# Cassandra

Из докера: https://hub.docker.com/_/cassandra

In [None]:
cqlsh> DROP KEYSPACE IF EXISTS lesson6;
cqlsh> CREATE KEYSPACE IF NOT EXISTS lesson6 WITH REPLICATION = { 'class' : 'SimpleStrategy', 'replication_factor': 1 };
cqlsh> USE lesson6;
cqlsh:lesson6> CREATE TABLE IF NOT EXISTS db (
           ...     id int, 
           ...     name text,
           ...     size text,
           ...     primary key (id)
           ... );
cqlsh:lesson6> INSERT INTO db (id, name, size) VALUES (3, 'Deer', 'Big');
cqlsh:lesson6> SELECT * FROM db;

 id | name | size
----+------+------
  3 | Deer |  Big

(1 rows)
cqlsh:lesson6> INSERT INTO db (id, name) VALUES (3, 'Doe');
cqlsh:lesson6> SELECT * FROM db;

 id | name | size
----+------+------
  3 |  Doe |  Big

(1 rows)
cqlsh:lesson6> INSERT INTO db (id, name) VALUES (5, 'Snake');
cqlsh:lesson6> SELECT * FROM db;

 id | name  | size
----+-------+------
  5 | Snake | null
  3 |   Doe |  Big

(2 rows)
cqlsh:lesson6> DELETE id FROM db where id = 3; -- вызывает ошибку - нельзя удалять в консоли по ключу.
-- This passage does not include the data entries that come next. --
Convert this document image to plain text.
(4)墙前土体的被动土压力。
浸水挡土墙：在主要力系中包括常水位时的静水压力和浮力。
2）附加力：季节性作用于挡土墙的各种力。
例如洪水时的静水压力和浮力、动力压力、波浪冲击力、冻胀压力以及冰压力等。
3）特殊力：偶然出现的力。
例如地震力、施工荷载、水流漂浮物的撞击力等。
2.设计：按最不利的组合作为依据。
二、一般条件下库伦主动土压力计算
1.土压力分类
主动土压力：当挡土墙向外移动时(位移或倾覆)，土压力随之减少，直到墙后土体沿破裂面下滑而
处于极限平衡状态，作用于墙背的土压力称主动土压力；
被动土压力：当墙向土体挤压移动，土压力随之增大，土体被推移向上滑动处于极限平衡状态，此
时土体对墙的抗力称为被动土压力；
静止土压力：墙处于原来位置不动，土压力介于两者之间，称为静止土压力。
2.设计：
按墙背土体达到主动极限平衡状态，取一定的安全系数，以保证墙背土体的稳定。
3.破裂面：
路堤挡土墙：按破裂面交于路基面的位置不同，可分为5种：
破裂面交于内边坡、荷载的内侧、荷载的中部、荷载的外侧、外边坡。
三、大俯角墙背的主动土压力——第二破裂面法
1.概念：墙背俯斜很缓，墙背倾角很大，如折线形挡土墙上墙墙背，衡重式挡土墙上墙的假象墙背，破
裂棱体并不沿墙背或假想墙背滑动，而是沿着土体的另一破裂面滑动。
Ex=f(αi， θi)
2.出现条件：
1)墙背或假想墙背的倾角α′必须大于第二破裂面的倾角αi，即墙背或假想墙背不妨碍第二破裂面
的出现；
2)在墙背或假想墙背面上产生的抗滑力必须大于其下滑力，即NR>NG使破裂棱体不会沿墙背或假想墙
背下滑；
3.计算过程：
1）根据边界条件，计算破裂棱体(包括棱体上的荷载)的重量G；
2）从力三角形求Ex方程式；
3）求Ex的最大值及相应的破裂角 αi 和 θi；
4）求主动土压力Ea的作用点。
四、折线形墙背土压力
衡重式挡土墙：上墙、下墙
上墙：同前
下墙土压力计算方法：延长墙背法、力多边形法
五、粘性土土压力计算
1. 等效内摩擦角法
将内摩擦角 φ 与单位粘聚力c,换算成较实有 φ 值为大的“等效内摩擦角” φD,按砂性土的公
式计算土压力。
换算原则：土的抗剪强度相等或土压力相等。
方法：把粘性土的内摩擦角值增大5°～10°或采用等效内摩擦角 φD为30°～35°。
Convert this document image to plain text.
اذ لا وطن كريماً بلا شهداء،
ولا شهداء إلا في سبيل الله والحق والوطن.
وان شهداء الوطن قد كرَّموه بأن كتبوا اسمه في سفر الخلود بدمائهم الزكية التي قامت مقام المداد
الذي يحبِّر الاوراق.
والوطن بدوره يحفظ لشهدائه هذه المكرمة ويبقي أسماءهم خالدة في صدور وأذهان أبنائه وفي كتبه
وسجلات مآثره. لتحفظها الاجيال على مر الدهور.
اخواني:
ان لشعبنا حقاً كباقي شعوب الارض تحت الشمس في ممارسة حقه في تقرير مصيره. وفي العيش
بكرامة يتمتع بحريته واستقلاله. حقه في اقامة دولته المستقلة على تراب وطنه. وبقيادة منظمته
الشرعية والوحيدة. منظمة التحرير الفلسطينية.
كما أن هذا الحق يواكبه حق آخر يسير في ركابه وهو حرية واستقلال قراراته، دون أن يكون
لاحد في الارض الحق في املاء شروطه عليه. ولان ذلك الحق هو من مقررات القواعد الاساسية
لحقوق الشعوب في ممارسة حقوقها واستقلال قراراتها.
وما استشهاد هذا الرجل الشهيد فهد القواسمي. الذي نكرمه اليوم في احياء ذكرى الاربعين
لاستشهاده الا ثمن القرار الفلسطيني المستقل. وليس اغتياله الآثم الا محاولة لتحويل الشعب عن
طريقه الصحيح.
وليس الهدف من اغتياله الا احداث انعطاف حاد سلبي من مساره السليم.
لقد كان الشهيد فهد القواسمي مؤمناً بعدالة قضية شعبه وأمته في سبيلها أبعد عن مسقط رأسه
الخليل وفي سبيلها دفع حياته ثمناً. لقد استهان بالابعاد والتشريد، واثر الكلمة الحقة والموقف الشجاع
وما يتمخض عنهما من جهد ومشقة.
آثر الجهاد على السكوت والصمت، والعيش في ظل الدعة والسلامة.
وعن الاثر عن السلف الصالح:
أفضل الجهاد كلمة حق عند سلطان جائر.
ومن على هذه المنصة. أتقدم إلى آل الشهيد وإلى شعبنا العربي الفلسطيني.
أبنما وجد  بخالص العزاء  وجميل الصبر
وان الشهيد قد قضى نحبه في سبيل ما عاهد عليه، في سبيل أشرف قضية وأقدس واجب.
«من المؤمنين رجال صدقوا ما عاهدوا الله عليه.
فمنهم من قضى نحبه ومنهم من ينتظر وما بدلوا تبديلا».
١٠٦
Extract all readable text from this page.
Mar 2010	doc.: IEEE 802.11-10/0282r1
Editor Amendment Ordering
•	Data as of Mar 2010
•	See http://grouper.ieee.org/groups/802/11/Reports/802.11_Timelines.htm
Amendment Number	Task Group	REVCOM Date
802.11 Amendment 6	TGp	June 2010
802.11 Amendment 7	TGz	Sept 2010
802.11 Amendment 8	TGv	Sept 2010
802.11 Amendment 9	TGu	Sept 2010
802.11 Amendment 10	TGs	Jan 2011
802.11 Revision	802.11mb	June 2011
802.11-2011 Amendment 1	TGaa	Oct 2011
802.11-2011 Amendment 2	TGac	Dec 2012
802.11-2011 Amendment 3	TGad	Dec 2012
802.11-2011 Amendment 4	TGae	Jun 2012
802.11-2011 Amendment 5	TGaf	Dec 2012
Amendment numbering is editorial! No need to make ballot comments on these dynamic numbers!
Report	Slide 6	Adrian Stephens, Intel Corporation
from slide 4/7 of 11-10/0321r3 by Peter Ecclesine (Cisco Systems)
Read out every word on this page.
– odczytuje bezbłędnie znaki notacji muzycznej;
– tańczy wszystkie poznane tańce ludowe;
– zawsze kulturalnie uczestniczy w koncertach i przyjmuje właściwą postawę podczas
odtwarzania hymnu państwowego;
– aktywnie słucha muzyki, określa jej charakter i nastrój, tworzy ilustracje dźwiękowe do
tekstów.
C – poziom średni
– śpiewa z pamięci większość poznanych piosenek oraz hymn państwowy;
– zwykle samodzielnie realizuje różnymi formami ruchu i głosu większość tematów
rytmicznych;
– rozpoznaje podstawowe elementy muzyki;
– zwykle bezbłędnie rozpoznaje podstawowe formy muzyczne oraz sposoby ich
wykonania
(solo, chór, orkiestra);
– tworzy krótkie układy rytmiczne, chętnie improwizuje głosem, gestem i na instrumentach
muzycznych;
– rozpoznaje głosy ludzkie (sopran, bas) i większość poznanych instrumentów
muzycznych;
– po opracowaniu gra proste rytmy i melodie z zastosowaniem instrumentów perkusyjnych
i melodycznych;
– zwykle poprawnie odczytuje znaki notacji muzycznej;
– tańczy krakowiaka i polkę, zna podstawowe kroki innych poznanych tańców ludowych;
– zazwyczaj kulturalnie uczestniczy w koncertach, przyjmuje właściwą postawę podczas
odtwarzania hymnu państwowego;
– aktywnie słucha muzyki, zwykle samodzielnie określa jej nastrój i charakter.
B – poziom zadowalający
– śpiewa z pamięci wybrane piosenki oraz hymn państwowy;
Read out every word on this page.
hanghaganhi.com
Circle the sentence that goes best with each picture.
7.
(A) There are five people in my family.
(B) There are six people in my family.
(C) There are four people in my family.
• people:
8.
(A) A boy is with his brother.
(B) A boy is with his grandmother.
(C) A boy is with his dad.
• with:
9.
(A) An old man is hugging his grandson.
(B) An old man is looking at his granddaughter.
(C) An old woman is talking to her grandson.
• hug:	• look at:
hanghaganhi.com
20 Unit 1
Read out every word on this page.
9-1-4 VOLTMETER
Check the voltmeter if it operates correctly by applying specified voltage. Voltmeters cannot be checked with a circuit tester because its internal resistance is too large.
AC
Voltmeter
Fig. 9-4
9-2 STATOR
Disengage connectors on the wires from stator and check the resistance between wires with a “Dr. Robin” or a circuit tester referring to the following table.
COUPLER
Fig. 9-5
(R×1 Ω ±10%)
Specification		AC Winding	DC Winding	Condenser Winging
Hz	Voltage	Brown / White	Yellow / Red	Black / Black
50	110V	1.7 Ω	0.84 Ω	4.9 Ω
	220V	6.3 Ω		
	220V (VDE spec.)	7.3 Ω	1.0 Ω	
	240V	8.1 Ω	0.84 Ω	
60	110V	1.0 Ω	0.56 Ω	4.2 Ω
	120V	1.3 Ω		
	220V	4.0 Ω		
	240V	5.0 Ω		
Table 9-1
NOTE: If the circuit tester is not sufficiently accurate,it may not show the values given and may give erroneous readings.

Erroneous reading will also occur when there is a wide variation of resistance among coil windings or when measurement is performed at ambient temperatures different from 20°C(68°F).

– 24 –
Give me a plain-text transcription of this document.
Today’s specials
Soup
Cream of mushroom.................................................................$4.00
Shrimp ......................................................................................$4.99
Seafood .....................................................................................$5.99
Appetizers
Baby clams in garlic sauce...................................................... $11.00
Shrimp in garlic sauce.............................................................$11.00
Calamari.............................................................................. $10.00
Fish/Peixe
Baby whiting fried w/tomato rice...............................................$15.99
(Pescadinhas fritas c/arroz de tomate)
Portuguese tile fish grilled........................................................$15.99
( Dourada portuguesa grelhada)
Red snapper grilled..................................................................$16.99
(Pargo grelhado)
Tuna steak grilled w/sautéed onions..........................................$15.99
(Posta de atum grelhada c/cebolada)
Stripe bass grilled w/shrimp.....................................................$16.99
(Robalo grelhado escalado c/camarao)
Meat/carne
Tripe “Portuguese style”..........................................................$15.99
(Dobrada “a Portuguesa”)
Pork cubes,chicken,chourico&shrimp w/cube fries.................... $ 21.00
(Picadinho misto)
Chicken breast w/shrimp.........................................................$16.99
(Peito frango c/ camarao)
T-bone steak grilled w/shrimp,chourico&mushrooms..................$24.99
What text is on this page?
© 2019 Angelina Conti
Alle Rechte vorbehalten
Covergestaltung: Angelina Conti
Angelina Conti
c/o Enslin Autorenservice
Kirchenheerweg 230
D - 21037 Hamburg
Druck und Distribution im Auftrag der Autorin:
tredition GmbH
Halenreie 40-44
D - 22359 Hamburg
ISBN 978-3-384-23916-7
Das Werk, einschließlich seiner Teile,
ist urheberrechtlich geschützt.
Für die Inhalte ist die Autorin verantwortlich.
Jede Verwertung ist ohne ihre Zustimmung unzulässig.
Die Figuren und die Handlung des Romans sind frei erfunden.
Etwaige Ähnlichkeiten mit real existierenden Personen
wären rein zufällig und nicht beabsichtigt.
Только по значению
InvalidRequest: Error from server: code=2200 [Invalid query] message="Invalid identifier id for deletion (should not be a PRIMARY KEY part)"
cqlsh:lesson6> INSERT INTO db (id, name, size) VALUES (3, null, null);
cqlsh:lesson6> SELECT * FROM db;

 id | name  | size
----+-------+------
  5 | Snake | null
  3 |  null | null

(2 rows)
cqlsh:lesson6> SELECT count(*) FROM db;

 count
-------
     2

(1 rows)

Warnings :
Aggregation query used without partition key

cqlsh:lesson6> drop table db;
cqlsh:lesson6> SELECT * FROM db; -- вызывает ошибку - нет такой таблицы
InvalidRequest: Error from server: code=2200 [Invalid query] message="table db does not exist"

In [5]:
import os
os.environ['PYSPARK_SUBMIT_ARGS'] = '--master local --packages org.apache.spark:spark-sql-kafka-0-10_2.12:3.3.1,com.datastax.spark:spark-cassandra-connector_2.12:3.2.0 pyspark-shell'

import findspark
findspark.init()

from pyspark.sql import SparkSession
from pyspark.sql import functions as F
from pyspark.sql.types import StructType, StringType, IntegerType
from pyspark.sql.functions import from_json, to_json, col, struct
import time
import signal
from typing import Union

from tools_kafka import Kafka
from tools_pyspark_hdfs import Spark_HDFS as HDFS
from tools_pyspark import stop_all_streams, sink, read_stream_kafka, console_stream, console_clear, console_show

spark = SparkSession.builder.appName("my_spark").getOrCreate()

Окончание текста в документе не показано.